Faydalı ise lütfen bağlantıyı paylaşınız, tavsiye ediniz. Kaynaksız kopyalamanıza rızamız yoktur.

Toplumumuz son günlerde çok çirkin iki olayla karşı karşıya kaldı. Olayların gelişimi ve tepkilerimiz nasıl bir noktaya getirildiğimizi gösteriyor. Bu konuda siyasi iktidarın ve sivil toplum örgütlerinin çok büyük rolü var. Elbette köşe yazıları yazarak toplumumuza yön veren yazarların da bu konuya bir parça değinmesi gerekiyor. Türkiye’nin meselesi sadece Suriye ve ekonomi değildir.

Öncelikle şu hususu iyi bilmek gerekir ki; biz Türkler asla bu zamandaki gibi kuzu olmadık. Mehmet Akif Ersoy’un dediği gibi;

“Zulmü alkışlayamam, zalimi asla sevemem;/Gelenin keyfi için geçmişe kalkıp sövemem.
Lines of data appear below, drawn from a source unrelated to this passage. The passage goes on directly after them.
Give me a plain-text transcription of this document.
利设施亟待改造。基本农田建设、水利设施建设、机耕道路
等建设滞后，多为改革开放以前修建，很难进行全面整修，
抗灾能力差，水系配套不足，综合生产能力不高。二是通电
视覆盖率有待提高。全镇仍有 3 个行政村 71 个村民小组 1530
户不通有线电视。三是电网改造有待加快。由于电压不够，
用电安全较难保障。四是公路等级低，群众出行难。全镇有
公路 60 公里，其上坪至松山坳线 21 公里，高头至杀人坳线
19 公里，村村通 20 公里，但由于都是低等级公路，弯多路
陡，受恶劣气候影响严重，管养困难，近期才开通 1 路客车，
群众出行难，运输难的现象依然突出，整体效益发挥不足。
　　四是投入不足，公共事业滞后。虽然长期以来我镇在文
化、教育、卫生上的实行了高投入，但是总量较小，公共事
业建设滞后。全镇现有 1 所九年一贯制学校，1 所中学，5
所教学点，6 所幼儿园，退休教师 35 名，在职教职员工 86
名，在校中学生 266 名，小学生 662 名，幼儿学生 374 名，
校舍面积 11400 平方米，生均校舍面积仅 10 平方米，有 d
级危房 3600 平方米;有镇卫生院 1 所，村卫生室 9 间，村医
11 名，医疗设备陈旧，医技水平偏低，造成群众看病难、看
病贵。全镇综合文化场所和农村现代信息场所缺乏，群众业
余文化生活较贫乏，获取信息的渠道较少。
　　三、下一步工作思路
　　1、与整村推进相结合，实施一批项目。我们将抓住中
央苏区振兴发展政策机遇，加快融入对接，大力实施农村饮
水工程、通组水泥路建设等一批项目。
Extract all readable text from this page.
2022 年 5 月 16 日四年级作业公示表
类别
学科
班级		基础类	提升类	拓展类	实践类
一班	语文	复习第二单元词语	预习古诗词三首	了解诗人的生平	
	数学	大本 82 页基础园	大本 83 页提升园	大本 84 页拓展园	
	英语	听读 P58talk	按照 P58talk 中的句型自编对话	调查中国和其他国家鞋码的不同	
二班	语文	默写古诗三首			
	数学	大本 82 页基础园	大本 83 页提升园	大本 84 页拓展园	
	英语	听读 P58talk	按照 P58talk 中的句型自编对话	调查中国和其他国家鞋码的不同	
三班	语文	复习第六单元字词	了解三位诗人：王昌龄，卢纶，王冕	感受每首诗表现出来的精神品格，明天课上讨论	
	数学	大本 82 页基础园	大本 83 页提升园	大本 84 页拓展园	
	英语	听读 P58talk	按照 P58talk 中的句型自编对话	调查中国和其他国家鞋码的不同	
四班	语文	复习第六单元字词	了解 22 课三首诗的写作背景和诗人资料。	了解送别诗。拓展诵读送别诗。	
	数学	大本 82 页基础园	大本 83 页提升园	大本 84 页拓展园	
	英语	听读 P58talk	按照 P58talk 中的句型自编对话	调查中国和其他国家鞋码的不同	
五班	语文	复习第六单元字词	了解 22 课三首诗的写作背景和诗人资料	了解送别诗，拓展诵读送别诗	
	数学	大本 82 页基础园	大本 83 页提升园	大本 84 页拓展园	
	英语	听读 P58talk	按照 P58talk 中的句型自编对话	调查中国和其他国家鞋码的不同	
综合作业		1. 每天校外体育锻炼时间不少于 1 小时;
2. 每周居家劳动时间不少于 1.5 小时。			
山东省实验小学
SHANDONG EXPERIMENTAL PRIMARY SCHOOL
Biri ecdadıma saldırdı mı, hatta boğarım! /-Boğamazsın ki!-Hiç olmazsa yanımdan kovarım.

Üç buçuk soysuzun ardından zağarlık yapamam;/ Hele hak namına haksızlığa ölsem tapamam.

Doğduğumdan beridir, aşığım istiklale;/ Bana hiç tasmalık etmiş değil altın lale!
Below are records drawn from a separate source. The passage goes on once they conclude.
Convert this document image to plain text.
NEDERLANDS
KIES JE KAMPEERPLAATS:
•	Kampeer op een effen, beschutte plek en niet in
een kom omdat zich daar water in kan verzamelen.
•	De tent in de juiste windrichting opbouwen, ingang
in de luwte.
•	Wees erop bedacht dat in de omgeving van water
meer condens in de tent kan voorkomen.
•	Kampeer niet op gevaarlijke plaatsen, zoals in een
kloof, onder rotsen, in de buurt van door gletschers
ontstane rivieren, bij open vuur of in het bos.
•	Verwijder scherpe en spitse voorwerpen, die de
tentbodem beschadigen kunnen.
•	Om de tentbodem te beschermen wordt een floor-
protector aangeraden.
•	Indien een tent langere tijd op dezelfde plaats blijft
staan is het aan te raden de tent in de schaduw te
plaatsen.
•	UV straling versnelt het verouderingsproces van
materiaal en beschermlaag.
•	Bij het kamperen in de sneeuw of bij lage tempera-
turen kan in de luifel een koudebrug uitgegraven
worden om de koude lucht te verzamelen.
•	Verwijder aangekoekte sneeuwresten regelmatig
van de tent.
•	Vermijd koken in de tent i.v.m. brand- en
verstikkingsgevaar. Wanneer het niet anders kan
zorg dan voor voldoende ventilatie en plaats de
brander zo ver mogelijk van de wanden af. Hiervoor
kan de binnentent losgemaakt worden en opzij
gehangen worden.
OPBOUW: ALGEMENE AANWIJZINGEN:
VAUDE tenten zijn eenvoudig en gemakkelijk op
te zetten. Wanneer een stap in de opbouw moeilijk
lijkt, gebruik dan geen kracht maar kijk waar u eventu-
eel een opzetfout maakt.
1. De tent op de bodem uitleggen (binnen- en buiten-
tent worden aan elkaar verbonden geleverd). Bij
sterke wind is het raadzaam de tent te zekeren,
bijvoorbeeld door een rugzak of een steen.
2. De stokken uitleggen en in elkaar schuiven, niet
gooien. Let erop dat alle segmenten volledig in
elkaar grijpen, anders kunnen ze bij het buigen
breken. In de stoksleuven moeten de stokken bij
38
Yumuşak başlı isem, kim dedi uysal koyunum?/ Kesilir belki, fakat çekmeye gelmez boyunum!

Kanayan bir yara gördüm mü yanar ta ciğerim,/ Onu dindirmek için kamçı yerim, çifte yerim!

Adam aldırmada geç git! , diyemem aldırırım./ Çiğnerim, çiğnenirim, hakkı tutar kaldırırım!
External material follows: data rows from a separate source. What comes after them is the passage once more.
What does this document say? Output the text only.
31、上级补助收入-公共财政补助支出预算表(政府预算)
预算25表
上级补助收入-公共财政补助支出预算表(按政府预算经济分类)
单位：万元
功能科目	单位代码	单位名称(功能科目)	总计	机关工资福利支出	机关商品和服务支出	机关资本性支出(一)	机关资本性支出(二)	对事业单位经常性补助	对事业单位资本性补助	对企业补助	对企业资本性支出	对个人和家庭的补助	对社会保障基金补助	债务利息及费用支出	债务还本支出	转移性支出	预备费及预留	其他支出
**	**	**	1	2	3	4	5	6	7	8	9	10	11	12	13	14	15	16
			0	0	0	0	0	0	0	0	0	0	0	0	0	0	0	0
Zalimin hasmıyım amma severim mazlumu…/ İrticanın şu sizin lehçede ma’nası bu mu?”

Evet, kesilen fakat çekmeye gelmez boynumuz vardı. Çirkin olaylar ve saygısız davranışlar ile karşı karşıya kaldığımızda ya fiilimizle ya da sözlerimizle bu davranışları yapanları pişman hale getirmeyi bilirdik. Özellikle gençlerimiz bu derece açık bir kışkırtma ile karşı karşıya kaldıklarında gereken cevabı vermiştir.

İşte bu çirkin kışkırtma ve eylemlere karşı nasıl bir davranış sergilemek gerektiğine geçmeden önce neler oldu hatırlamakta yarar vardır.

Önce metroda kendini bilmez bir grup Cumhuriyet Bayramı vesilesi ile çirkin ve kışkırtıcı bir şekilde eylem yapıyorlar. Halkımızı herkesin kullandığı toplu taşıma araçlarında dahi rahat bırakmıyorlar.

Ellerinde cumhuriyetin otoriter ve demir yumruklu liderlerinin resimleri ile bol gürültülü bir şekilde marşlar okuyorlar. Belli ki aşırı alkol aldıkları için halkımızı rahatsız ettiklerinin farkında değiller.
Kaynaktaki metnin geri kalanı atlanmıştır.